There’s a lot of fun information packed in this little graphic. For example, human fighters make up almost 5% – 1 in 20 – of all D&D characters in the dataset. Islands of heat show pairings that are especially popular: elf rogue, goliath barbarian, tiefling warlock.

Also, some races seem to have greater class diversity than others. Goliath are often barbarians and halflings are often rogues, but genasi seem more “spread out” among a variety of classes (probably due to the fact that they have a variety of subrace options).

An easy way to express this quantitatively is with the Gini index. In effect, we can measure the internal “inequality” of the population of each race.

There are a million Gini implementations out there, but I’ll use a concise one I found on stackexchange.

def gini(x, w=None):
    # Array indexing requires reset indexes.
    x = pd.Series(x).reset_index(drop=True)
    if w is None:
        w = np.ones_like(x)
    w = pd.Series(w).reset_index(drop=True)
    n = x.size
    wxsum = sum(w * x)
    wsum = sum(w)
    sxw = np.argsort(x)
    sx = x[sxw] * w[sxw]
    sw = w[sxw]
    pxi = np.cumsum(sx) / wxsum
    pci = np.cumsum(sw) / wsum
    g = 0.0
    for i in np.arange(1, n):
        g = g + pxi.iloc[i] * pci.iloc[i - 1] - pci.iloc[i] * pxi.iloc[i - 1]
    return g

Now we can just apply this along each column, and sort.

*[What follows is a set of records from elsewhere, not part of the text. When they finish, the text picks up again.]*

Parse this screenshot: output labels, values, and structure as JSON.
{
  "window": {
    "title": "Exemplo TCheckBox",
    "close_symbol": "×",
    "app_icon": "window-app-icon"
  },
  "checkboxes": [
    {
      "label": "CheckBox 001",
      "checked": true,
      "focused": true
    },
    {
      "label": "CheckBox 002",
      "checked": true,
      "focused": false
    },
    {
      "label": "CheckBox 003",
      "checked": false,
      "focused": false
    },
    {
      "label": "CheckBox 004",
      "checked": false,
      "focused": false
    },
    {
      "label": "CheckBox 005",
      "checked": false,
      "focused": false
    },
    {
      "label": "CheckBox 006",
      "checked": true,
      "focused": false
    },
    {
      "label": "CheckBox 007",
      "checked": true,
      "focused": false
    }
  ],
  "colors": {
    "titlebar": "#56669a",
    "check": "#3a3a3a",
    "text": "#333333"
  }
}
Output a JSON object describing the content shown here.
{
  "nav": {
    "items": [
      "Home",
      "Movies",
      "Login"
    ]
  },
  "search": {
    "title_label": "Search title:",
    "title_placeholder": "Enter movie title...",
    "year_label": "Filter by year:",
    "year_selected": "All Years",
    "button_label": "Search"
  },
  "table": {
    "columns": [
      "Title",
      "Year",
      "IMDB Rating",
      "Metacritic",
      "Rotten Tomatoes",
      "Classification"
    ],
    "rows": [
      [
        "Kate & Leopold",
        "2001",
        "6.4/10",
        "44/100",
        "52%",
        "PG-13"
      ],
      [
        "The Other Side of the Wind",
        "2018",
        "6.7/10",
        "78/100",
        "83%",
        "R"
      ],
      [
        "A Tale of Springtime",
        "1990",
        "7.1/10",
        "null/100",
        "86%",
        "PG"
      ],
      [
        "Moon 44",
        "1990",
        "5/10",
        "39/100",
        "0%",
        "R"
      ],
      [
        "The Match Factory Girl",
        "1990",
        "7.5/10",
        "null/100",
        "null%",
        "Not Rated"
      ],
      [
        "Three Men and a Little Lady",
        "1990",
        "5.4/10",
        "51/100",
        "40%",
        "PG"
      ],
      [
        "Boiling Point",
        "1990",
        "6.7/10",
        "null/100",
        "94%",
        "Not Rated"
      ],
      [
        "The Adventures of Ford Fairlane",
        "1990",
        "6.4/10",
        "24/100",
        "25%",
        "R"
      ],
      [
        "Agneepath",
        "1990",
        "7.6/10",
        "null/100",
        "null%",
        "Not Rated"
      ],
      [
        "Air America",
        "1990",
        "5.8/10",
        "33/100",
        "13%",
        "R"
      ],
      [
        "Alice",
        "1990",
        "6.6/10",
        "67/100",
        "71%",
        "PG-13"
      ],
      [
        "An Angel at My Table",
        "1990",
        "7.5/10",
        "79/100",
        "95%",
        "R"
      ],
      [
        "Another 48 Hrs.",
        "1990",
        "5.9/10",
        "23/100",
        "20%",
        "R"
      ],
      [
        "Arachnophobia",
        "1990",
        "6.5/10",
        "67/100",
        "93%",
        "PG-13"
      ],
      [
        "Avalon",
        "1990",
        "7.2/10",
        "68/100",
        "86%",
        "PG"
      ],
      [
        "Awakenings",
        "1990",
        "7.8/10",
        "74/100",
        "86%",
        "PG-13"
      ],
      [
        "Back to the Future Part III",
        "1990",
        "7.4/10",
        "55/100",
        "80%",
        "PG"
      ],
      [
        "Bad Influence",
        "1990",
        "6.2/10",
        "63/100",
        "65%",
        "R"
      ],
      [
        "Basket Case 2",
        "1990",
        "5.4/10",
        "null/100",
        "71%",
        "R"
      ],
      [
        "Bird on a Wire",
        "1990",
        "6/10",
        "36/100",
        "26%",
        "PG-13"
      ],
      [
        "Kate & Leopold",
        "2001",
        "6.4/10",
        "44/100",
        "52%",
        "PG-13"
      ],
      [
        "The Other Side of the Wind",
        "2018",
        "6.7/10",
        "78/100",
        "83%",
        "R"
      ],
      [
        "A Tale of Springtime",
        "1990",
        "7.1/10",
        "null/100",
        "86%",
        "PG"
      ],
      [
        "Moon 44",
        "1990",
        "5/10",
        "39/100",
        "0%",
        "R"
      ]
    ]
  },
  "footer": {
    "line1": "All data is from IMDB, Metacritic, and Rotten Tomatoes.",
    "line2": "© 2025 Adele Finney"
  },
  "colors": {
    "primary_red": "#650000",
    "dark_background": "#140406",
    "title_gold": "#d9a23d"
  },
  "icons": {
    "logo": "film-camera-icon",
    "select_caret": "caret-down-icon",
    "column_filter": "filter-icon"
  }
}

race_gini = tab.apply(gini).sort_values()

dims=(10,7)
fig, ax = plt.subplots(figsize=dims)
sns.set_style('darkgrid')
sns.set_color_codes('muted')
ax = sns.barplot(
    x=race_gini, 
    y=race_gini.index,
    orient='h',
    color='b'
)
ax.set_title('Class-wise Gini Coefficient of D&D Races', fontsize=16)
ylabel = ax.set_ylabel('Race', fontsize=14)
Text(0, 0.5, 'Race')

png

There you have it: D&D races sorted by class diversity. Genasi and humans have the most class variety, whereas half-orcs and goliaths are more homogenous.

The Goliath spot is not so surprising, though going into this I would have guessed tieflings would be more homogenous. I guess warlocks don’t dominate the ranks of tieflings as much as barbarians do for goliaths.